I don’t want to tell too much but it was a place that was very very small (4-5 employees) and was in transition. Danger Will Robinson! Some stuff went down and well… I quit. I have never done anything like that in my life. I do things properly, stick it out, try to work it out, or at least resign properly with a two-week notice. But I had seen some bad signs, trust me and I vowed never put myself in that position again. (me and my vows)
And ya’ know the Catholic guilt went into overtime. Quitter’s remorse. I should have just kept my mouth shut, I need the job, I shoulda’ woulda’ coulda’. See, here I go, second guessing everything.
My point is… I’m in limbo with what I will take and what I won’t. I’ve discovered before that what you surround yourself with or what you accept is what you get. I guess I need to start accepting better things. BUT, I have 3 kids to support all by myself. No husband, no child support. Me, myself, and I. Kinda’ hard to do on sh*tty $12/hour jobs, but if I don’t take the $12/hour, I’ve got… nothing. Sooooo… therein lies the problem. I keep getting told I have great skills but lack certain specific experiences. I’ve been making silk out of sow’s ear for years now, I’m a little freakin’ sick of it. And I’m a jumbly mess of funk. What’s a girl to do?
There’s always fetish work, right?
I don’t know what to do about the job thing right now. But ya’ know what I would do about crappy situations? Ok here’s where I go into dream sequence… I know we all have those fantasies about what we would like to do in real life situations. Here’s what I would do if money and jail time weren’t an option…
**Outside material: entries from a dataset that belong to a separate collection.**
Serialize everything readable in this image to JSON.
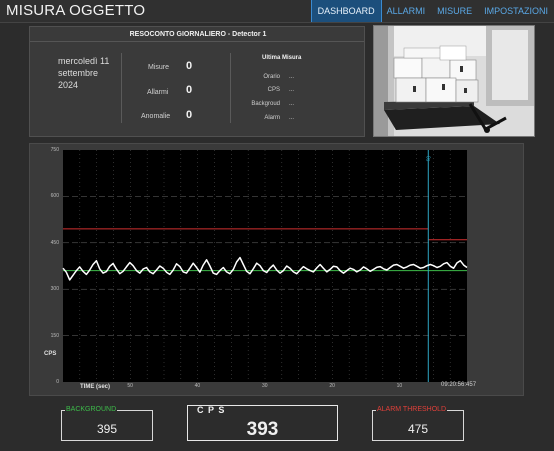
{
  "header": {
    "title": "MISURA OGGETTO"
  },
  "nav": [
    {
      "label": "DASHBOARD",
      "active": true
    },
    {
      "label": "ALLARMI",
      "active": false
    },
    {
      "label": "MISURE",
      "active": false
    },
    {
      "label": "IMPOSTAZIONI",
      "active": false
    }
  ],
  "report": {
    "title": "RESOCONTO GIORNALIERO - Detector 1",
    "date_lines": [
      "mercoledì 11",
      "settembre",
      "2024"
    ],
    "metrics": [
      {
        "label": "Misure",
        "value": "0"
      },
      {
        "label": "Allarmi",
        "value": "0"
      },
      {
        "label": "Anomalie",
        "value": "0"
      }
    ],
    "last_measure": {
      "title": "Ultima Misura",
      "rows": [
        {
          "label": "Orario",
          "value": "..."
        },
        {
          "label": "CPS",
          "value": "..."
        },
        {
          "label": "Backgroud",
          "value": "..."
        },
        {
          "label": "Alarm",
          "value": "..."
        }
      ]
    }
  },
  "chart": {
    "xlabel": "TIME (sec)",
    "ylabel": "CPS",
    "time_label": "09:20:56:457",
    "cursor_label": "0s"
  },
  "chart_data": {
    "type": "line",
    "ylim": [
      0,
      750
    ],
    "xlim": [
      0,
      120
    ],
    "y_ticks": [
      "750",
      "600",
      "450",
      "300",
      "150",
      "0"
    ],
    "x_ticks": [
      {
        "x": 20,
        "label": "50"
      },
      {
        "x": 40,
        "label": "40"
      },
      {
        "x": 60,
        "label": "30"
      },
      {
        "x": 80,
        "label": "20"
      },
      {
        "x": 100,
        "label": "10"
      }
    ],
    "grid": true,
    "cursor_x": 108.5,
    "series": [
      {
        "name": "CPS",
        "color": "#ffffff",
        "values": [
          368,
          355,
          330,
          345,
          360,
          372,
          358,
          348,
          362,
          380,
          392,
          366,
          352,
          357,
          374,
          383,
          365,
          350,
          358,
          372,
          386,
          376,
          360,
          352,
          365,
          370,
          356,
          350,
          362,
          375,
          368,
          355,
          348,
          362,
          382,
          373,
          356,
          352,
          368,
          384,
          370,
          355,
          378,
          395,
          375,
          352,
          348,
          360,
          370,
          356,
          350,
          364,
          388,
          402,
          380,
          358,
          350,
          366,
          384,
          376,
          360,
          354,
          368,
          378,
          362,
          352,
          360,
          375,
          368,
          356,
          350,
          362,
          373,
          366,
          360,
          356,
          369,
          380,
          368,
          356,
          364,
          374,
          372,
          360,
          352,
          360,
          368,
          364,
          356,
          362,
          372,
          366,
          358,
          364,
          371,
          373,
          366,
          362,
          370,
          378,
          380,
          374,
          368,
          372,
          378,
          380,
          374,
          368,
          370,
          376,
          380,
          376,
          370,
          374,
          382,
          386,
          374,
          368,
          385,
          392,
          378,
          370
        ]
      },
      {
        "name": "ALARM THRESHOLD",
        "color": "#d23030",
        "steps": [
          {
            "x": [
              0,
              108.5
            ],
            "y": 495
          },
          {
            "x": [
              108.5,
              120
            ],
            "y": 460
          }
        ]
      },
      {
        "name": "BACKGROUND",
        "color": "#3dbb4a",
        "steps": [
          {
            "x": [
              0,
              120
            ],
            "y": 360
          }
        ]
      }
    ]
  },
  "readouts": {
    "background": {
      "label": "BACKGROUND",
      "value": "395",
      "color": "#3dbb4a"
    },
    "cps": {
      "label": "C P S",
      "value": "393"
    },
    "alarm": {
      "label": "ALARM THRESHOLD",
      "value": "475",
      "color": "#e0403a"
    }
  }
}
* I would tell that woman she wears crappy bras and her size J chest doesn’t look attractive sitting on her lap and then stab her with a pencil.
* I would kick that abusive guy in the sack and tell him his ideas suck and he should stick to his profession and get help for his OCD and self-loathing issues.
* I would send all the texts with requests for nudes to that guy’s girlfriend.
* I would hit Sarah Palin in the face with a shovel.
* I would scream “Shut up, shut up, shut up! Nobody wants to hear about your stupid nerd kid all day!” to that lady, ok well several ladies I know. You’re not the first person to ever have a child, and no he’s not the coolest thing ever. I try so hard to keep talk of my kids to short mentions, not day long commentary at the office or every freaking FB post, Tweet, or blog. Sorry girls.
* I would sue the crap out of that landlord for all my stuff being destroyed by mold and for being an abusive slumlord. Oh and perhaps bash them with a shovel too.
There is such a long list, but alas they are just fantasies I whistfully play in my head to bring a smile to my face.
I really don’t have anger issues, really. I just have an active imagination. 🙂 What would you do to get back at someone? What would you do about work? By the way, I don’t condone violence or destruction of property in any way, but it’s fun to envision as if it were a scene in an obsurd quirky cinematic comedy.